Por meio desta iniciativa, o GEMAA se consolidou como ator chave na pauta da representatividade racial na política institucional, através do acompanhamento das ações afirmativas raciais determinadas pelo TSE — Tribunal Superior Eleitoral. O projeto foi realizado em três etapas: (i) sistematização básica; (ii) avaliação de autoclassificação e heteroclassificação racial dos candidatos; (iii) monitoramento de tempo e decupagem de gravação do horário eleitoral. Os resultados apontaram a diferença em pontos percentuais entre a proporção de candidatos pretos e pardos e a proporção de tempo de TV dedicado a esses candidatos, por partido, em cada cidade.

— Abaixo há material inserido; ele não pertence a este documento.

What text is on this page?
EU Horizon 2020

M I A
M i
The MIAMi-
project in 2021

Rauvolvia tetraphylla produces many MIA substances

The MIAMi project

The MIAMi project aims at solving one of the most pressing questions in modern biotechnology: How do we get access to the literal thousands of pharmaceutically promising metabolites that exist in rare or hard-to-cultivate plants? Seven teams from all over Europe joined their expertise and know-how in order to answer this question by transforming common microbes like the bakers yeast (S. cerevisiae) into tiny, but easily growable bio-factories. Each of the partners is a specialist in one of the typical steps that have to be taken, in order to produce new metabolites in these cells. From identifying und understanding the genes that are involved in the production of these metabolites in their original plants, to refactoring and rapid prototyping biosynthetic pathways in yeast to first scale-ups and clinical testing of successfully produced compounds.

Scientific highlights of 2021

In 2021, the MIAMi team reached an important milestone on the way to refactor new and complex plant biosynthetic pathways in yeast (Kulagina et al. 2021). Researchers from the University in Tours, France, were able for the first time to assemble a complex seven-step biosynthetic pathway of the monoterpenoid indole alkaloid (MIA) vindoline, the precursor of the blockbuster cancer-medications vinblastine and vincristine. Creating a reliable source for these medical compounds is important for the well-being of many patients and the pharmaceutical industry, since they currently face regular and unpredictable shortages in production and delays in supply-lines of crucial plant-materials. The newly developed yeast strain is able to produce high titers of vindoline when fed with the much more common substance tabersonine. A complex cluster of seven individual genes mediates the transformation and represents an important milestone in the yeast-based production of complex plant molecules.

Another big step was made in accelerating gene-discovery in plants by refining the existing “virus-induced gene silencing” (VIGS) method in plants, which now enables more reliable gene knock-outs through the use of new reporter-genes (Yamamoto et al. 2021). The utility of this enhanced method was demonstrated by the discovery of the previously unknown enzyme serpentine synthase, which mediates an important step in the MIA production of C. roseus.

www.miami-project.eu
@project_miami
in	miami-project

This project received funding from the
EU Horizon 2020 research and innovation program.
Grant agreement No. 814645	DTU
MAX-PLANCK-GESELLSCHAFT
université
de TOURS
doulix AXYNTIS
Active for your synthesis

As eleições de 2020 demarcaram a importância da representatividade racial na frágil democracia brasileira. A pandemia de covid-19 e a repercussão de casos de racismo no Brasil e no mundo aumentaram a demanda por debates qualificados sobre raça, desigualdades e políticas públicas. É fundamental trazer esta temática para o centro, de modo que haja cada vez mais materiais que balizem essas políticas, para uma real democracia — pautada na equidade racial. Núcleos como GEMAA e AFRO mostram que esforços de pesquisa aprofundados revelam a urgência — e a capacidade — de qualificação do debate público sobre questões raciais para o fortalecimento da agenda de direitos humanos, em especial no que diz respeito à justiça e à equidade racial e de gênero.